When AI appears! = B (5-i), B is turned counter-clockwise once,
If a0 = B4, A1 and b3...... A5 and B5 are compared in order.
And so on, until B turns five times. If the two snowflakes are not the same, the two snowflakes are not in the clockwise direction.

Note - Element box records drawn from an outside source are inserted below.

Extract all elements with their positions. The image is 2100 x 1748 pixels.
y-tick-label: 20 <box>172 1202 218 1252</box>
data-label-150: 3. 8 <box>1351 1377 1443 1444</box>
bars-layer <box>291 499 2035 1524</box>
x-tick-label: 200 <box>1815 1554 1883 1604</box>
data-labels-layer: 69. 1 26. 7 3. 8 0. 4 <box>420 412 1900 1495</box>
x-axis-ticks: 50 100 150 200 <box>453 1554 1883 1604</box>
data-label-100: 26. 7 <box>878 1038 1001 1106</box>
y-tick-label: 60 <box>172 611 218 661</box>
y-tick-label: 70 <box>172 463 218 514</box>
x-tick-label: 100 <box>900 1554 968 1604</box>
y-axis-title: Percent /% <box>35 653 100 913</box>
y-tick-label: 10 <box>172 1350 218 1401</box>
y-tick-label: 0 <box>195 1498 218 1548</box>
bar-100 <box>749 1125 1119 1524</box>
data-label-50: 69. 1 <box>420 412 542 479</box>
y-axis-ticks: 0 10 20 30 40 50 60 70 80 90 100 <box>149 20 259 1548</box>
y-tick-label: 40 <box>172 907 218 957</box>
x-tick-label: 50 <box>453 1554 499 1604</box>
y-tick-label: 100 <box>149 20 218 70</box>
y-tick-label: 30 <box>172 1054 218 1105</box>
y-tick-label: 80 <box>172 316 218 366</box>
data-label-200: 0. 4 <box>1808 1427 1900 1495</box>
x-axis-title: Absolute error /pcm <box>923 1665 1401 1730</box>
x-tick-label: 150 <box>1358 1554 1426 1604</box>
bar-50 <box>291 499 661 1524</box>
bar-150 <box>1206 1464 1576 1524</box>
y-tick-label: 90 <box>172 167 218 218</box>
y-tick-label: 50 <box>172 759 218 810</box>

Have you heard so much about it? Hey, add the following code:
1 #include <iostream> 2 #include <cstdio> 3 #include <cstring> 4 #include <vector> 5 #include <algorithm> 6 using namespace std; 7 #define maxn 100010 8 #define pri 100007 9 vector<int> hash[pri];10 int snow[maxn][6];11 int n;12 int cmp(int a,int b)13 {14 for(int i=0; i<6; i++)15 {16 if(snow[a][0]==snow[b][i%6] )17 if(snow[a][1]==snow[b][(i+1)%6] && snow[a][2]==snow[b][(i+2)%6] && snow[a][3]==snow[b][(i+3)%6] && snow[a][4]==snow[b][(i+4)%6] && snow[a][5]==snow[b][(i+5)%6])18 return 1;19 if(snow[a][5]==snow[b][i%6])20 if(snow[a][4]==snow[b][(i+1)%6] && snow[a][3]==snow[b][(i+2)%6] && snow[a][2]==snow[b][(i+3)%6] && snow[a][1]==snow[b][(i+4)%6] && snow[a][0]==snow[b][(i+5)%6])21 return 1;22 }23 return 0;24 }25 int main()26 {27 scanf("%d",&n);28 int i,j;29 for(i=0; i<n; i++)30 {31 scanf("%d%d%d%d%d%d",&snow[i][0],&snow[i][1],&snow[i][2],&snow[i][3],&snow[i][4],&snow[i][5]);32 }33 int sum,flag=1,key;34 for(i=0; i<n&&flag!=0; i++)35 {36 sum=0;37 for(j=0; j<6; j++)38 sum+=snow[i][j];39 key=sum%pri;40 for(j=0; j
There is a meaning for wings that cannot fly, it's a previous memory of when you once flew through the sky.